Eileen Jackson Southern
Eileen Jackson Southern
Fair use image

Eileen Southern was among the first generation of musicologists focused on studying, preserving, and teaching the history and traditions of African American music. She was also the first female African American faculty member at Harvard University.

Born Eileen Jackson in Minneapolis, Minnesota in 1920, her parents divorced when she was a child.  From that point on she was the caregiver for her younger sisters as they were shuttled between their mother’s home in Chicago, Illinois and their father’s home in Sioux Falls, South Dakota.  Her father purchased a grand piano for the three girls and they quickly learned to sing and play.  At age seven, Southern gave her first public piano concert.  Later in life, she would explain that as a girl she thought that everyone had a grand piano.

Southern received her education in Chicago’s public schools and then attended the University of Chicago where she earned a bachelor’s in music in 1940 and her master’s in 1941.  In 1961, she completed her Ph.D. at New York University where she studied with Renaissance music scholar Gustave Reese. Despite her achievements, racial and gender discrimination marked her career as she struggled to find faculty positions. In 1968, CUNY’s New York College eventually hired her and she helped the university meet the demands of the student body for a Black Studies program.

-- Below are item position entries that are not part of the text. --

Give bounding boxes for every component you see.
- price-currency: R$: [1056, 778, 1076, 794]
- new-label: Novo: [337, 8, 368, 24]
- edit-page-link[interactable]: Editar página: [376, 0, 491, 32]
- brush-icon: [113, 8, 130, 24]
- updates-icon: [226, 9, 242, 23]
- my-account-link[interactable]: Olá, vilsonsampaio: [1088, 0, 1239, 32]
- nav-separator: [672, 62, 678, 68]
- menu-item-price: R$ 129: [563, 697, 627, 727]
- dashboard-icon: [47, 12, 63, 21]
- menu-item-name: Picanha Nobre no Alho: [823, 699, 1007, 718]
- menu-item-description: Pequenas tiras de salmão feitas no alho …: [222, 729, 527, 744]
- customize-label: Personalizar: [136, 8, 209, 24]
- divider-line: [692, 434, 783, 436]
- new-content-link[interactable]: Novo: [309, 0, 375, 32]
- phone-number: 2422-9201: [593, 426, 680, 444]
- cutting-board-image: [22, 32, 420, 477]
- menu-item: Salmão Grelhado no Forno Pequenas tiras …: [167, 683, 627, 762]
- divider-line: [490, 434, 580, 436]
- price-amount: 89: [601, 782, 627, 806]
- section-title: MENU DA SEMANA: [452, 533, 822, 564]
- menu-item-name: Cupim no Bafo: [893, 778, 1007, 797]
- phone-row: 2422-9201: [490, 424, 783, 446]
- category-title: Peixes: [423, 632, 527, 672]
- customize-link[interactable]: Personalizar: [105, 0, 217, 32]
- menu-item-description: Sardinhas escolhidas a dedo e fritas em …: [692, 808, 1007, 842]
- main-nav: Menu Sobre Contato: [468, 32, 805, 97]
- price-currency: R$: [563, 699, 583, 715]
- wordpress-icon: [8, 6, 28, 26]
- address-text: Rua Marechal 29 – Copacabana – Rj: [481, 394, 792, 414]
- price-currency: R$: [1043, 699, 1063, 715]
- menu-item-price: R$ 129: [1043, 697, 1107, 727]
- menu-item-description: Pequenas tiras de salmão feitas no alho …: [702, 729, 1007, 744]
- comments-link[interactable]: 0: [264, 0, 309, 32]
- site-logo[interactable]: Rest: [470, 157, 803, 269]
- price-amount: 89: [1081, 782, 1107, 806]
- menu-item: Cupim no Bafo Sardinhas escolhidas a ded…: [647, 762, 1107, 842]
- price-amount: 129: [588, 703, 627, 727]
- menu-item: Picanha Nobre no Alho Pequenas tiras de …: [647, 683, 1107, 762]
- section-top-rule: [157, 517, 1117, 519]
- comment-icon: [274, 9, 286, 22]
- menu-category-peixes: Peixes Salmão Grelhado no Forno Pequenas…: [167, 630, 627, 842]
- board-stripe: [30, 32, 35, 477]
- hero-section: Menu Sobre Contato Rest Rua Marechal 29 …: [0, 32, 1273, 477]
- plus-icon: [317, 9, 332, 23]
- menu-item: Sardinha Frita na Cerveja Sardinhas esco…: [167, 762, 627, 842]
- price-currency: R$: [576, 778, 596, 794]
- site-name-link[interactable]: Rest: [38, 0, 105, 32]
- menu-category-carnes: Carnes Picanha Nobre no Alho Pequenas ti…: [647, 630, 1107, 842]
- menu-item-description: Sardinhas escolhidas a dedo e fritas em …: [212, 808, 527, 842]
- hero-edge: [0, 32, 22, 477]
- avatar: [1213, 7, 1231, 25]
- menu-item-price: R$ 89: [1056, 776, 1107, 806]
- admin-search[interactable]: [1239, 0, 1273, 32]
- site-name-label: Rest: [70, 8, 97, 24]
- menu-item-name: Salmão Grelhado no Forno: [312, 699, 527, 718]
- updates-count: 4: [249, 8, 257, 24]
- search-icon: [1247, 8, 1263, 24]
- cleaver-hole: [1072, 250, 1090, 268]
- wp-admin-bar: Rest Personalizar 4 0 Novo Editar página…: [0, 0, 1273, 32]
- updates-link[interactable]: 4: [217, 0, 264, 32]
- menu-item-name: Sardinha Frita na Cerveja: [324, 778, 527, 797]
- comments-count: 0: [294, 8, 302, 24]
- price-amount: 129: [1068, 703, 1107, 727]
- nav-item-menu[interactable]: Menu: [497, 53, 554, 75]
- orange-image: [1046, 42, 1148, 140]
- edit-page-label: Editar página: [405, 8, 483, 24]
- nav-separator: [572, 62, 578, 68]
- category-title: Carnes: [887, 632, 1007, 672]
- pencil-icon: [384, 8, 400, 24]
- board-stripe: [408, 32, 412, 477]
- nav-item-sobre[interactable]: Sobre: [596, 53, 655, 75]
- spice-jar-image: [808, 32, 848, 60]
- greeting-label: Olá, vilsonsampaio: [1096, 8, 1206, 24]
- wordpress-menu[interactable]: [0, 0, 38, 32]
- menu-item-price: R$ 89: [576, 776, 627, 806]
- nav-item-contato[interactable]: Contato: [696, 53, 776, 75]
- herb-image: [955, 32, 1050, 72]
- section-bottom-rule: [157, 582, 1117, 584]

In 1974, Harvard University hired her and she transformed the institution’s curriculum to reflect the contributions of African Americans to modern music.

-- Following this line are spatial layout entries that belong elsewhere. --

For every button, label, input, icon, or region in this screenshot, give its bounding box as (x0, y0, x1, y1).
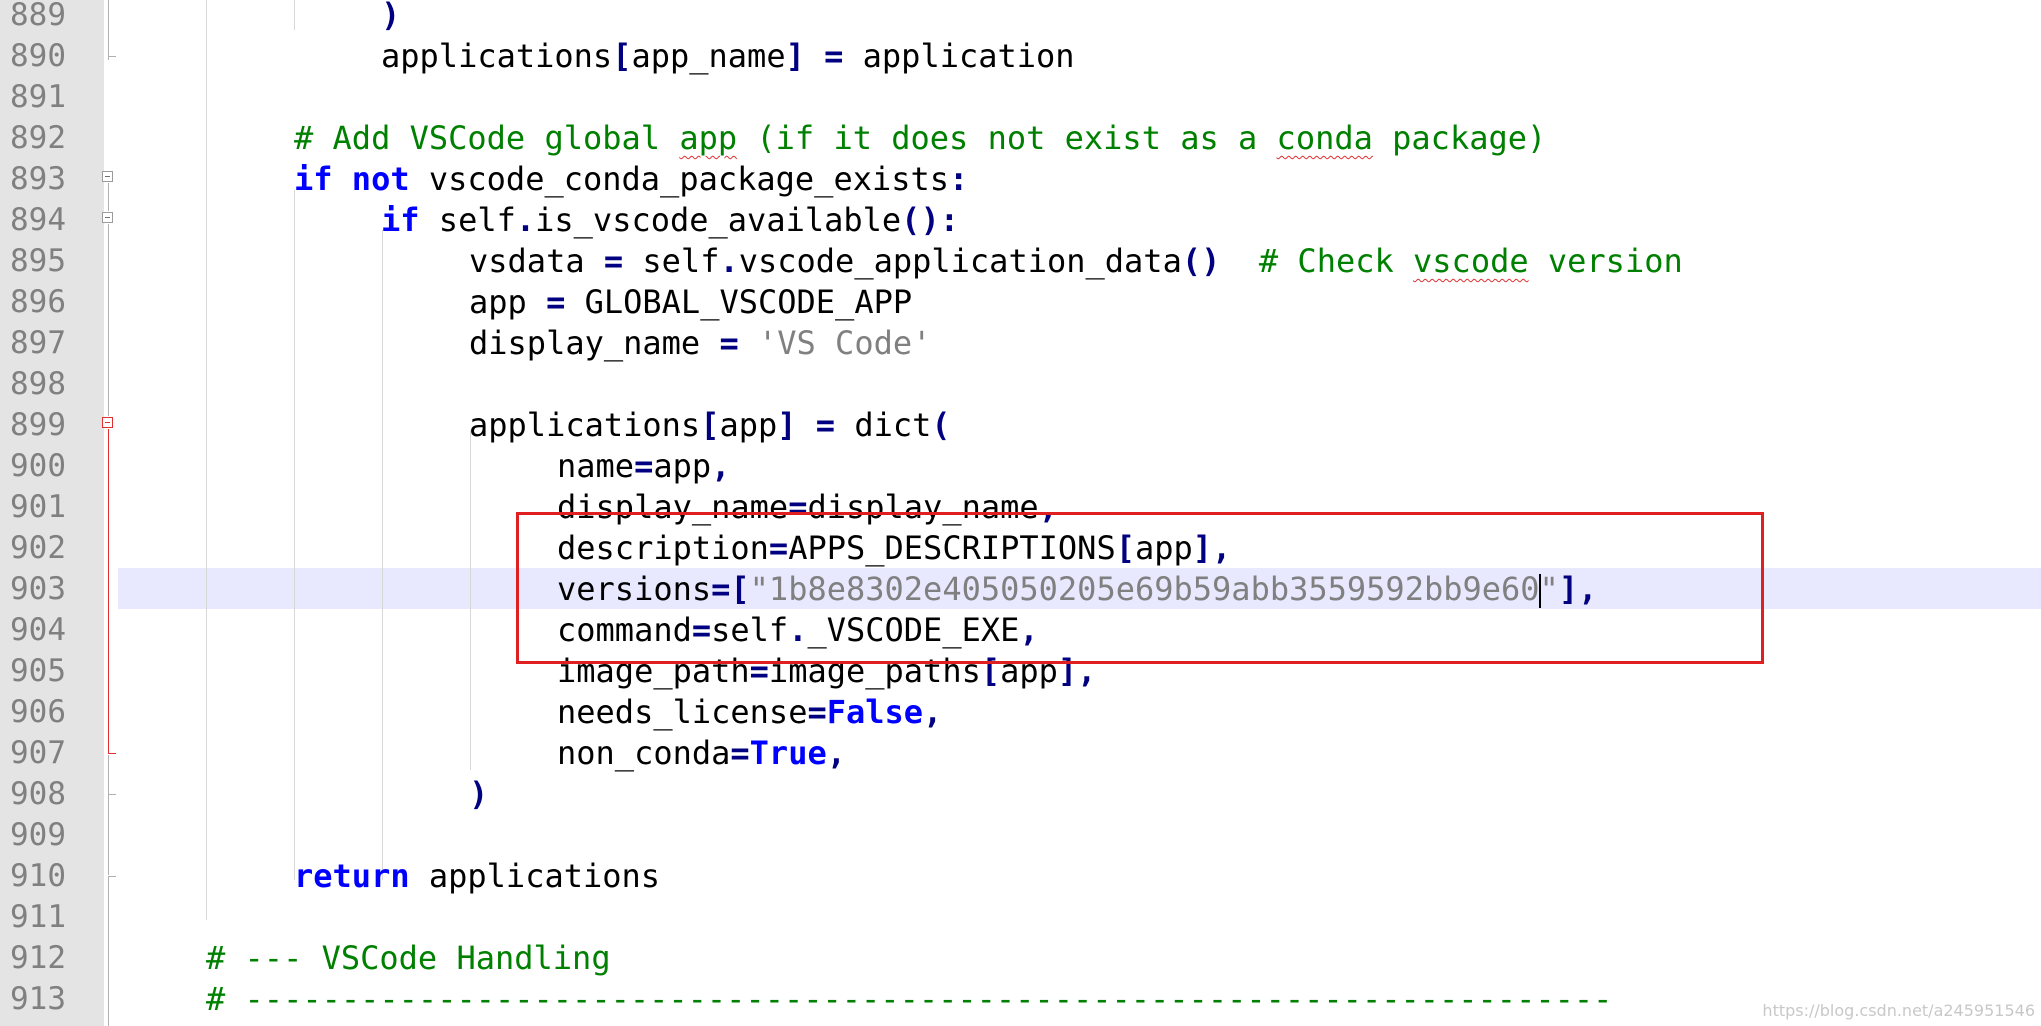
code-line-893[interactable]: if not vscode_conda_package_exists: (294, 159, 968, 200)
line-number[interactable]: 906 (10, 692, 80, 733)
code-line-897[interactable]: display_name = 'VS Code' (469, 323, 931, 364)
code-line-912[interactable]: # --- VSCode Handling (206, 938, 611, 979)
fold-line (108, 0, 109, 60)
code-line-896[interactable]: app = GLOBAL_VSCODE_APP (469, 282, 912, 323)
watermark: https://blog.csdn.net/a245951546 (1762, 1001, 2035, 1020)
fold-tick (108, 753, 116, 754)
line-number[interactable]: 903 (10, 569, 80, 610)
code-line-892[interactable]: # Add VSCode global app (if it does not … (294, 118, 1546, 159)
line-number[interactable]: 896 (10, 282, 80, 323)
code-line-910[interactable]: return applications (294, 856, 660, 897)
fold-margin[interactable] (104, 0, 118, 1026)
fold-collapse-icon[interactable] (102, 212, 113, 223)
code-line-899[interactable]: applications[app] = dict( (469, 405, 951, 446)
line-number[interactable]: 889 (10, 0, 80, 36)
line-number[interactable]: 900 (10, 446, 80, 487)
line-number[interactable]: 890 (10, 36, 80, 77)
fold-tick (108, 876, 116, 877)
highlight-annotation-box (516, 512, 1764, 664)
fold-line (108, 224, 109, 416)
line-number[interactable]: 908 (10, 774, 80, 815)
code-line-913[interactable]: # --------------------------------------… (206, 979, 1612, 1020)
line-number[interactable]: 897 (10, 323, 80, 364)
code-line-890[interactable]: applications[app_name] = application (381, 36, 1075, 77)
fold-collapse-icon[interactable] (102, 417, 113, 428)
code-line-906[interactable]: needs_license=False, (557, 692, 942, 733)
line-number[interactable]: 892 (10, 118, 80, 159)
line-number[interactable]: 898 (10, 364, 80, 405)
code-line-900[interactable]: name=app, (557, 446, 730, 487)
line-number[interactable]: 902 (10, 528, 80, 569)
line-number[interactable]: 907 (10, 733, 80, 774)
fold-line (108, 429, 109, 754)
indent-guide (382, 230, 383, 880)
code-line-895[interactable]: vsdata = self.vscode_application_data() … (469, 241, 1683, 282)
line-number[interactable]: 899 (10, 405, 80, 446)
fold-collapse-icon[interactable] (102, 171, 113, 182)
line-number[interactable]: 913 (10, 979, 80, 1020)
fold-line (108, 755, 109, 875)
line-number[interactable]: 912 (10, 938, 80, 979)
line-number[interactable]: 911 (10, 897, 80, 938)
code-line-907[interactable]: non_conda=True, (557, 733, 846, 774)
line-number[interactable]: 909 (10, 815, 80, 856)
code-line-908[interactable]: ) (469, 774, 488, 815)
indent-guide (206, 0, 207, 920)
code-line-889[interactable]: ) (381, 0, 400, 36)
line-number[interactable]: 891 (10, 77, 80, 118)
line-number[interactable]: 904 (10, 610, 80, 651)
fold-tick (108, 794, 116, 795)
line-number[interactable]: 905 (10, 651, 80, 692)
line-number[interactable]: 901 (10, 487, 80, 528)
indent-guide (470, 430, 471, 770)
indent-guide (294, 0, 295, 30)
line-number[interactable]: 893 (10, 159, 80, 200)
line-number[interactable]: 895 (10, 241, 80, 282)
line-number[interactable]: 910 (10, 856, 80, 897)
line-number[interactable]: 894 (10, 200, 80, 241)
fold-line (108, 183, 109, 211)
indent-guide (294, 190, 295, 880)
fold-tick (108, 56, 116, 57)
fold-line (108, 876, 109, 1026)
code-line-894[interactable]: if self.is_vscode_available(): (381, 200, 959, 241)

Though trained as a classical pianist and having studied classical music and history for her Ph.D., her master’s thesis, The Use of Negro Folksong in Symphonic Form, was an indication of the shape her career would take.  While lobbying at Harvard for black music studies, a colleague remarked that the only African American music achievement was jazz.  Southern took this as a challenge and eventually compiled the first comprehensive study of African American musicians and composers, and the work they produced.  Her books include The Music of Black Americans: A History (1971), Bibliographical Dictionary of Afro-American and African Musicians (1982), African-American Traditions in Song, Sermon, Tale, and Dance, 1600s-1920: An Annotated Bibliography (with Josephine Wright) (1990), and Images: Iconography of Music in African American Culture (2000).

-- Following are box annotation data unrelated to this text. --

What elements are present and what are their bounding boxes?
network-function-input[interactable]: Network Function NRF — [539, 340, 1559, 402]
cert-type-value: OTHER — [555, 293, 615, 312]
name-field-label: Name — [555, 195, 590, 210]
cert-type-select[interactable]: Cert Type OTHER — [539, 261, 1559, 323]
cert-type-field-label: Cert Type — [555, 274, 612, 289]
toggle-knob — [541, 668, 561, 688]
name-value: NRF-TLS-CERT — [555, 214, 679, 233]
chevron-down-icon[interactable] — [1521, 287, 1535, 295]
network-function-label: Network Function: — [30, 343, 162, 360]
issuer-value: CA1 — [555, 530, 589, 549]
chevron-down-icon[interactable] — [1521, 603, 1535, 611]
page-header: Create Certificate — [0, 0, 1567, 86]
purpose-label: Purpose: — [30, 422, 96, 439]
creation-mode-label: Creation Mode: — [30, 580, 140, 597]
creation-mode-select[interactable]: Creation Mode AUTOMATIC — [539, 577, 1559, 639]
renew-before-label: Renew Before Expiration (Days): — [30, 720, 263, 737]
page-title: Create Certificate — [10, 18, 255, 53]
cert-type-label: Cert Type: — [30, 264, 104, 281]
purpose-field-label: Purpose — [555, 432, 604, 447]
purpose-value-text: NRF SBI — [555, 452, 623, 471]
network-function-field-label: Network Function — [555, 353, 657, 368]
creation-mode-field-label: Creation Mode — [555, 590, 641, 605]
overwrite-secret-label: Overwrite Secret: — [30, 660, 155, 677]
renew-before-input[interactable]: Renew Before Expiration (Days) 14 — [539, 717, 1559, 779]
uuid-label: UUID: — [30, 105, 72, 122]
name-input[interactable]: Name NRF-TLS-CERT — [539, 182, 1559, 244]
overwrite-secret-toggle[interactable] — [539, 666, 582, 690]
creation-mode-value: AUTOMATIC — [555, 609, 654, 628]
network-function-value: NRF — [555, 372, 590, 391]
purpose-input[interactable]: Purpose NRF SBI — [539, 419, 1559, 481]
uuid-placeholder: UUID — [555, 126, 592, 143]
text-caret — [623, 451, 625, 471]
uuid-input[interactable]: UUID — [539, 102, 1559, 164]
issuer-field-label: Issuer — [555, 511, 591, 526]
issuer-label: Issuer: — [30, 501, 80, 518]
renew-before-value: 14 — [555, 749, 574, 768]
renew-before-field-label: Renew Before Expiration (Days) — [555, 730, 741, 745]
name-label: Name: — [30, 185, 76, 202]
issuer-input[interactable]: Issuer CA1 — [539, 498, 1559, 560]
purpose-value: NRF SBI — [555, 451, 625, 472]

At the end of her career, Southern’s colleagues honored her with the title of Professor Emerita of Music and Afro-American Studies at Harvard University.  The title suggests the significance of her career and her role in remaking the intellectual tradition to include African American music.

She married Joseph Southern in 1942.  They had a daughter, April S. Reilly, and a son, Edward Southern.  At the time of her death, she had three grandchildren.